Hydrogen (H₂) is an energy carrier that provides an opportunity for the energy sector to accelerate large-scale decarbonization. When coupled with other renewable energy, H₂ serves as a battery analog through power-to-gas technology, where surplus electricity is used to produce H₂ gas via electrolysis. Then, the gas can be stored in the subsurface and recovered during high energy demand. H₂ has been successfully stored in salt caverns in the U.S. since the 1980s, however, the feasibility of H₂ underground storage in siliciclastic formations requires assessment. Recent findings indicate that injecting H₂ into a sandstone reservoir might trigger biogeochemical reactions that could consume H₂, leading to commodity and energy loss. Laboratory experimental studies show that the risk of H₂ loss due to abiotic geochemical reactions is negligible in sandstone reservoirs under 100℃; however, biotic geochemical reactions involving microbes (e.g., methanogens, acetogens, etc.) are likely to consume H₂ and generate byproducts under conditions amenable to microbial growth.
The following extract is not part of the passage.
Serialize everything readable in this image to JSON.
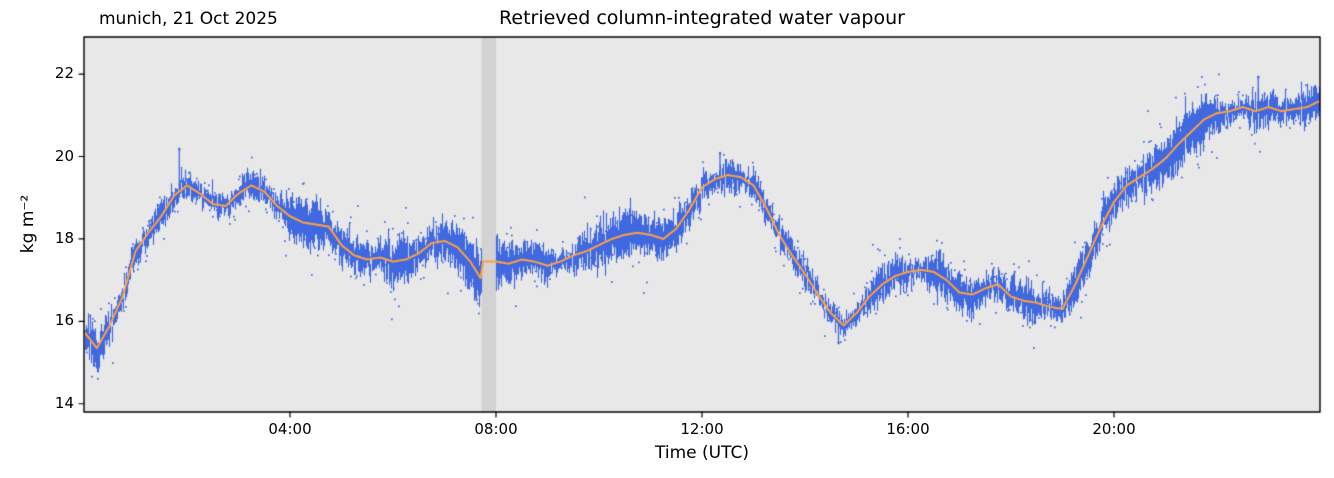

Here, we investigate the potential for reservoir biogeochemical reactions to consume H₂ through thermodynamic and kinetic modeling of two reservoirs in the Illinois Basin using the software, Geochemist’s Workbench (GWB). The studied reservoirs are depleted hydrocarbon reservoirs in the Aux Vases and Cypress Sandstones, which have been converted to underground natural gas storage facilities. Water chemistry, mineralogy, and reservoir parameters (e.g., temperature, pressure) used in this modeling were sourced from literature and available databases for the Illinois Basin. By using biogeochemical modeling, we initially assess (i.e., ahead of laboratory experiments) the extent to which H₂ may be consumed by microbial activity under reservoir conditions. Furthermore, we are evaluating the kinetics of H₂-consuming reactions to better determine the importance and rate of these reactions. Simulating H₂ reactivity in the subsurface provides insights into the viability and potential issues associated with utilizing candidate reservoirs for subsurface H₂ storage.